An intrusion occurs when warm, salty seawater moves toward the edge of the continental shelf, “intruding” on cold, fresh continental shelf water. The findings indicate that more intrusions are moving in at mid-depth and reaching up to 60 miles on shore, carrying the warm offshore water large distances.
“Water in this region is becoming less like the Arctic and more like the tropical Atlantic,” said Gawarkiewicz.
Using data collected from NOAA’s National Marine Fisheries Service Ecosystem Monitoring program, as well as data collected from the fishing industry, the study’s results show that ocean exchange processes have greatly changed over the past 20 years in this region. Despite the profiles of salinity being scattered in space and time, the data showed evidence of numerous mid-depth salinity maximum intrusions, which greatly increased since 1998. A 2003 paper showed how the intrusions were occurring about 10 percent of the time, and this new study finds it occurs 18 percent of the time.

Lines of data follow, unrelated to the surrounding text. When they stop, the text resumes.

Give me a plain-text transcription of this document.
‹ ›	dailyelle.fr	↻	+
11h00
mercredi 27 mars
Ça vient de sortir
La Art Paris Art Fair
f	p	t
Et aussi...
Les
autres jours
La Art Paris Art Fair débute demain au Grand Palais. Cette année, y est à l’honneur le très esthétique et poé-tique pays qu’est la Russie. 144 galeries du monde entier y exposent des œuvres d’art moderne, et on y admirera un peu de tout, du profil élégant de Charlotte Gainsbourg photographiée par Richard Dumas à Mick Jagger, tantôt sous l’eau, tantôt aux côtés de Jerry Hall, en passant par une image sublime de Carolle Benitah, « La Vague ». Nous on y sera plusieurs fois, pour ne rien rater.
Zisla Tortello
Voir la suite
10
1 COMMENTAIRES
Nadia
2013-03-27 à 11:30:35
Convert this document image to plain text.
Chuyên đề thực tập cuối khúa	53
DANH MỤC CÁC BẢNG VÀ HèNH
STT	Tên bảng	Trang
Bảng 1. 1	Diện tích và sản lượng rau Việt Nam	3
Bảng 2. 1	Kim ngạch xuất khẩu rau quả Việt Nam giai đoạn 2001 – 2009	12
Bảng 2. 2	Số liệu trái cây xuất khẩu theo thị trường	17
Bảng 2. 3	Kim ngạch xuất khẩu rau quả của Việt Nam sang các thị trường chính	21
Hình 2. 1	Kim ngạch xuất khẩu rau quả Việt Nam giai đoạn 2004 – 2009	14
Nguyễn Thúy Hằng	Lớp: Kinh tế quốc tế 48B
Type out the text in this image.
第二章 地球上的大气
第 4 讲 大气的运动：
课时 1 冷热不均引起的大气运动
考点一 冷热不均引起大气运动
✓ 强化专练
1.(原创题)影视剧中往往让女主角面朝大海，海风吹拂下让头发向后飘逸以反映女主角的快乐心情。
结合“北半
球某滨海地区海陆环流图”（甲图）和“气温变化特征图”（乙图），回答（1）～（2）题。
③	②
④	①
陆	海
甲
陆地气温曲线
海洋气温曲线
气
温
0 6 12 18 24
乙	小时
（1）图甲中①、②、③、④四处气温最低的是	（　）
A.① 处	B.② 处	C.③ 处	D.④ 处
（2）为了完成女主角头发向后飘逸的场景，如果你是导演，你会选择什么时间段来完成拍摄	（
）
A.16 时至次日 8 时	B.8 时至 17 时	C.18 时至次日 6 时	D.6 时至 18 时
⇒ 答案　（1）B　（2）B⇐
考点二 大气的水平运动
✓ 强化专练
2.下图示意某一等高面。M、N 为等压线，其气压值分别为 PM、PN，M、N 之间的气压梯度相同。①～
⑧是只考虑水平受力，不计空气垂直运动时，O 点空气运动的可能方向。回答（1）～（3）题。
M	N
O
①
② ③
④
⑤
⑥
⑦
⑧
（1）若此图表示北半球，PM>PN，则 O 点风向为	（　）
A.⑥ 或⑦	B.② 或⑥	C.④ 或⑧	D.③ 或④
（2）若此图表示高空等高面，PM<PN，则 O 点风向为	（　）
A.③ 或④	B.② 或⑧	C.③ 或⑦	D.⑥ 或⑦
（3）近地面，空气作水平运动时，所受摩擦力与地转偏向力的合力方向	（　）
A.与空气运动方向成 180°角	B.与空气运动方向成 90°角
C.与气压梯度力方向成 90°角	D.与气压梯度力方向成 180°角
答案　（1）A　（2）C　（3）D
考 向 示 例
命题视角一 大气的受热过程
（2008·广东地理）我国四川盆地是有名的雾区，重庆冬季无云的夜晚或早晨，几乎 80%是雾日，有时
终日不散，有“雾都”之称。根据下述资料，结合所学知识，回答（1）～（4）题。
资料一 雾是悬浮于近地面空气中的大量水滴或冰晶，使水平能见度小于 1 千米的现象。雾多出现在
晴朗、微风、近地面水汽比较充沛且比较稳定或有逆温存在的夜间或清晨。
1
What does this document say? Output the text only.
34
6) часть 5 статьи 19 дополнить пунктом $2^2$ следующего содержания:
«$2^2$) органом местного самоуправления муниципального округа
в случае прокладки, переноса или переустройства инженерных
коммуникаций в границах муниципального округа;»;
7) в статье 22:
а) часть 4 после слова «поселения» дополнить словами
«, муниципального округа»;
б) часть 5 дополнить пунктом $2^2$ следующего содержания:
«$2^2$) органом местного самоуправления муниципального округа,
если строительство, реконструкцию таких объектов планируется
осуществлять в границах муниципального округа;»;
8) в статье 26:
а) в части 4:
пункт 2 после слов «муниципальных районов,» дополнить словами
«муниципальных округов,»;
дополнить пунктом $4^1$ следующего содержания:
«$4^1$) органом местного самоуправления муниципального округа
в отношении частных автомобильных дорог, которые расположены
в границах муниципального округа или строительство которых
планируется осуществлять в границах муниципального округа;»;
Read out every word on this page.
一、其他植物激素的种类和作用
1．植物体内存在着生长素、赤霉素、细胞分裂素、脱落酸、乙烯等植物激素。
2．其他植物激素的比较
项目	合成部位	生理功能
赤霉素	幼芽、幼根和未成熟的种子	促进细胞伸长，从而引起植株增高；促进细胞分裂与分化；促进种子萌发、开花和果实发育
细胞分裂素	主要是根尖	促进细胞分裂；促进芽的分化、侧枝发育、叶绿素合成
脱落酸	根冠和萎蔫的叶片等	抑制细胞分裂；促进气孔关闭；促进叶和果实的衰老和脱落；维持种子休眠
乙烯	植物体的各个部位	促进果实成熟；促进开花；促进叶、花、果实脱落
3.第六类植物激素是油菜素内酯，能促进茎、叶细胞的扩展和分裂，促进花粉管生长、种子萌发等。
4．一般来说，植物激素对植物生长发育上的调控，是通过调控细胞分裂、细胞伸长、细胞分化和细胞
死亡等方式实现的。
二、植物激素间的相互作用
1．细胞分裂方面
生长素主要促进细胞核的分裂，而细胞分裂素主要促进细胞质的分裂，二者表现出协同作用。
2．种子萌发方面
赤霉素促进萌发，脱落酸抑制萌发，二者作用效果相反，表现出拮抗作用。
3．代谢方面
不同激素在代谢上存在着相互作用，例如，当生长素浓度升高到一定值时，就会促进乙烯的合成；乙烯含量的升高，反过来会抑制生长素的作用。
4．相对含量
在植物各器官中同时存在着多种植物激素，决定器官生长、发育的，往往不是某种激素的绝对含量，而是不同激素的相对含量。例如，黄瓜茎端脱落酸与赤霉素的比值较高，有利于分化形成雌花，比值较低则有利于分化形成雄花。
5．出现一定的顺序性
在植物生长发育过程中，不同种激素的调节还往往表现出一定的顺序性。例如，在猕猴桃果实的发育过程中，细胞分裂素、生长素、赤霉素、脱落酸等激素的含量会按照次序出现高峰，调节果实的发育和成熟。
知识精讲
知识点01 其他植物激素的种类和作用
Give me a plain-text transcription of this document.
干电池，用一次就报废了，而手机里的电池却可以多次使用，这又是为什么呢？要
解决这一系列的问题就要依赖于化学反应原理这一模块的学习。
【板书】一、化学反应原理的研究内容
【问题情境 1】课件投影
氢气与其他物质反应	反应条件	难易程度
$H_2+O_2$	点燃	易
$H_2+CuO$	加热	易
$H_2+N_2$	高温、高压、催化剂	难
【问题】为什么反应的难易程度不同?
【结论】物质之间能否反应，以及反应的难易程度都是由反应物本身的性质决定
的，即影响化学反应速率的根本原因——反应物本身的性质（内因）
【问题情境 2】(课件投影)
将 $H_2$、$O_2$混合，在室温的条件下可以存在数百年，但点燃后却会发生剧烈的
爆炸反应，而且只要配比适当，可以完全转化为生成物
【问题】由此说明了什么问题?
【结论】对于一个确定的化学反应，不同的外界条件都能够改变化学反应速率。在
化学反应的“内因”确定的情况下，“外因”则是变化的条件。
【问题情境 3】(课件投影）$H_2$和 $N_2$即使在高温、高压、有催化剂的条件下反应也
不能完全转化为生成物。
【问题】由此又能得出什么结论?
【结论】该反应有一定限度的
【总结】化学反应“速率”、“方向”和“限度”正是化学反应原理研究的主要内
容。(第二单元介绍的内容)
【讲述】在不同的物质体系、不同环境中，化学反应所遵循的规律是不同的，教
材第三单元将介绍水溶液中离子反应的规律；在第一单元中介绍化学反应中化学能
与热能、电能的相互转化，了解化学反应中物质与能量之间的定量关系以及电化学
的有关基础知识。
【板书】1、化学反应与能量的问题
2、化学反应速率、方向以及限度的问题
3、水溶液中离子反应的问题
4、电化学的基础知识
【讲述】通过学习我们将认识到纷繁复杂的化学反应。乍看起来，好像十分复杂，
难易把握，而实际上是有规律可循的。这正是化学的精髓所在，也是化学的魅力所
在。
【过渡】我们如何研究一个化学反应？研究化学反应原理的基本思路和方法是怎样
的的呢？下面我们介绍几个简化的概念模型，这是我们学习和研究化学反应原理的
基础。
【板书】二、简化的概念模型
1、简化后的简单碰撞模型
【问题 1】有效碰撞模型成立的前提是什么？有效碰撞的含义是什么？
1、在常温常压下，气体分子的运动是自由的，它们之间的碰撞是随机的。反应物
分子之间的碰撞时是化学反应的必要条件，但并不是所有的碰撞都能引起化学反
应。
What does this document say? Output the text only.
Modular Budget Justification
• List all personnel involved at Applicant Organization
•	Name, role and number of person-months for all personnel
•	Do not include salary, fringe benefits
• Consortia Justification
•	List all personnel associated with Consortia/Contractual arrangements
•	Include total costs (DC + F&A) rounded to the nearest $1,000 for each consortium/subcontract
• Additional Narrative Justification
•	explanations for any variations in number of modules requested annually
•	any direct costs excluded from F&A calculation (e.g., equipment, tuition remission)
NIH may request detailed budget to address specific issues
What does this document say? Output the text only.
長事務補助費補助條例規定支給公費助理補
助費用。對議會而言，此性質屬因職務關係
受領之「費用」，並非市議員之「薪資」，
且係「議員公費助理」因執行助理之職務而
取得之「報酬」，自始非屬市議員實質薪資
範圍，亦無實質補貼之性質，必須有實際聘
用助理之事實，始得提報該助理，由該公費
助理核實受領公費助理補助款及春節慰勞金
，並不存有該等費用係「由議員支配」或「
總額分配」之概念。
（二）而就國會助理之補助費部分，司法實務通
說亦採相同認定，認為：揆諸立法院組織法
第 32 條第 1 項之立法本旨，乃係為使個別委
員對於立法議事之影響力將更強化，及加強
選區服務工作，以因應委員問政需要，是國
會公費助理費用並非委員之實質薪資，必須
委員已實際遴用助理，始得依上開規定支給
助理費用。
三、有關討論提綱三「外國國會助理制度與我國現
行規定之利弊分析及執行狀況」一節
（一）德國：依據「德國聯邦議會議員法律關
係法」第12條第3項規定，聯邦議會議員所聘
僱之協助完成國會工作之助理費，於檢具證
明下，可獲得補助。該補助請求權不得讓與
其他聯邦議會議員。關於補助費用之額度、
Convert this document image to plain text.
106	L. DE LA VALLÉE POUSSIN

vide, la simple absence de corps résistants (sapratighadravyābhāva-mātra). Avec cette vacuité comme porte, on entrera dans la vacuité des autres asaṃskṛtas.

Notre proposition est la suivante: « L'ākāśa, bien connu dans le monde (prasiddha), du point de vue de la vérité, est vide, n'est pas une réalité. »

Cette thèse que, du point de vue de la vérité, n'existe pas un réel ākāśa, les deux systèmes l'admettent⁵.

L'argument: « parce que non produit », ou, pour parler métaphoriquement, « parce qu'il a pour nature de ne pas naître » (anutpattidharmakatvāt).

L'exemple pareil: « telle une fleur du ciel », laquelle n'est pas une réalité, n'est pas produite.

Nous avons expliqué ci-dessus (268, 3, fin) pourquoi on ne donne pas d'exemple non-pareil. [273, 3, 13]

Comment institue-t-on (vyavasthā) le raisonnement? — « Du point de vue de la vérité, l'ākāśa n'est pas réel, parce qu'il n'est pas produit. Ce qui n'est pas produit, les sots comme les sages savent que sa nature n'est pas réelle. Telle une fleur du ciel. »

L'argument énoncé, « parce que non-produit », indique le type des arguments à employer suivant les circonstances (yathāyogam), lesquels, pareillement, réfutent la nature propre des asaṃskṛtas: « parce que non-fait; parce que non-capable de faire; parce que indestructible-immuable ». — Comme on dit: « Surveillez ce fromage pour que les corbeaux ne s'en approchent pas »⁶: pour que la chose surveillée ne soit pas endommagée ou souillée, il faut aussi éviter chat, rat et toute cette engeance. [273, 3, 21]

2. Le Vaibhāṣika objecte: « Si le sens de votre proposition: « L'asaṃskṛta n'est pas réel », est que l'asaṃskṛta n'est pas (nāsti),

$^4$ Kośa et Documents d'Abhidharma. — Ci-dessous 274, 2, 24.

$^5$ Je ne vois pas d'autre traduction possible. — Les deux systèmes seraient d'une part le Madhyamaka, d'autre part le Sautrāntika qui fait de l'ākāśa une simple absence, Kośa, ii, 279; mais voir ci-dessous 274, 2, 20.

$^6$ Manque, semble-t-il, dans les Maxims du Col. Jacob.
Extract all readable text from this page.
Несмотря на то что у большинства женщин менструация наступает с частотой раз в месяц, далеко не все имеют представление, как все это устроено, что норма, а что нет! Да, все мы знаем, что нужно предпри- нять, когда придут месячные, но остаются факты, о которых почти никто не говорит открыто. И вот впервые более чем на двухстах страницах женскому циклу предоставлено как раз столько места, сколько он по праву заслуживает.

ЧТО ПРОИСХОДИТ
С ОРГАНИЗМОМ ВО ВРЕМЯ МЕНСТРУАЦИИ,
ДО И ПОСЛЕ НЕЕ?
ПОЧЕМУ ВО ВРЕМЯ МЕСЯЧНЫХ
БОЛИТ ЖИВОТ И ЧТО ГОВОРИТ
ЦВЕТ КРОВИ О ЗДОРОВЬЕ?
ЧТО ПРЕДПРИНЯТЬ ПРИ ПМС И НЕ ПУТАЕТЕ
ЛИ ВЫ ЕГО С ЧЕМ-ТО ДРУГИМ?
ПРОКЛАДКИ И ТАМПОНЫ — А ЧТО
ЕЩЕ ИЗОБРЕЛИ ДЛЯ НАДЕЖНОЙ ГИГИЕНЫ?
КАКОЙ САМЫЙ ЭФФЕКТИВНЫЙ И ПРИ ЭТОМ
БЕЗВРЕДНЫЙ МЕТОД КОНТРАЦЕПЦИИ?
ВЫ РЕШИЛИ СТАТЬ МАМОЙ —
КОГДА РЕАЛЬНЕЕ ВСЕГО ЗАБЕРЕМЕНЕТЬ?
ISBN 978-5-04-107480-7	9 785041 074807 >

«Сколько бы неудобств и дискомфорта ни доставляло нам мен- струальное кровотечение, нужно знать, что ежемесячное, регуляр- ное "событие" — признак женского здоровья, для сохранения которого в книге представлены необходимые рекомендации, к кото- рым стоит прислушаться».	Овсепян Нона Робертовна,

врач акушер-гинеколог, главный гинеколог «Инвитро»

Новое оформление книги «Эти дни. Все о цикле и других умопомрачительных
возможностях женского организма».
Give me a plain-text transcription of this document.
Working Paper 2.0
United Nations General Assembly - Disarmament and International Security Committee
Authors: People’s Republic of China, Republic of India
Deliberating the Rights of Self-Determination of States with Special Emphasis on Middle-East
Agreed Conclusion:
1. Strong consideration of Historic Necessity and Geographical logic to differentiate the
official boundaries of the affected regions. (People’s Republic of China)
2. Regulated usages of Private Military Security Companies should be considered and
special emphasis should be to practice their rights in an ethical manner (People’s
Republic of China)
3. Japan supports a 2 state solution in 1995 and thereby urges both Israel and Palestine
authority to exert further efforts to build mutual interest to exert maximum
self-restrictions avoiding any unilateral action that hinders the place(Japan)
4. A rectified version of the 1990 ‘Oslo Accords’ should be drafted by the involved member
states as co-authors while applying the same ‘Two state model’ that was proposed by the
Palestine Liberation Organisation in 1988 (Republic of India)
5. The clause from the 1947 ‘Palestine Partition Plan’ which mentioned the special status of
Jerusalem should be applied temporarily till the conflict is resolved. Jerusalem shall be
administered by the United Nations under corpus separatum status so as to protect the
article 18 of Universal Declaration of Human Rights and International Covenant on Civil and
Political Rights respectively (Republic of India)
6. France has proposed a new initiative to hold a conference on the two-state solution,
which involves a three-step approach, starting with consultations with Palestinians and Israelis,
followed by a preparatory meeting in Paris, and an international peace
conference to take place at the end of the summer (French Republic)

“There is more and more evidence that conditions are changing rapidly across the entire ecosystem, with offshore waters influencing the shelf more frequently and on very different timescales than we have seen in the past,” said Paula Fratanoni, Chief of the Oceans and Climate Branch at the Northeast Fisheries Science Center within the National Marine Fisheries Service, and paper co-author. “It’s imperative that we work to better understand these processes and any potential impacts they might have on critical shelf habitats.”
Gawarkiewicz said these findings are not only important for physical oceanography and climatology research, but for the commercial fishing industry as well.
“This is a tremendous opportunity for dialogue with the fishing community, helping them recognize these mid-depth intrusions once they log a profile,” he said. “Then, they can use it to decide where to fish and focus the bulk of their work.”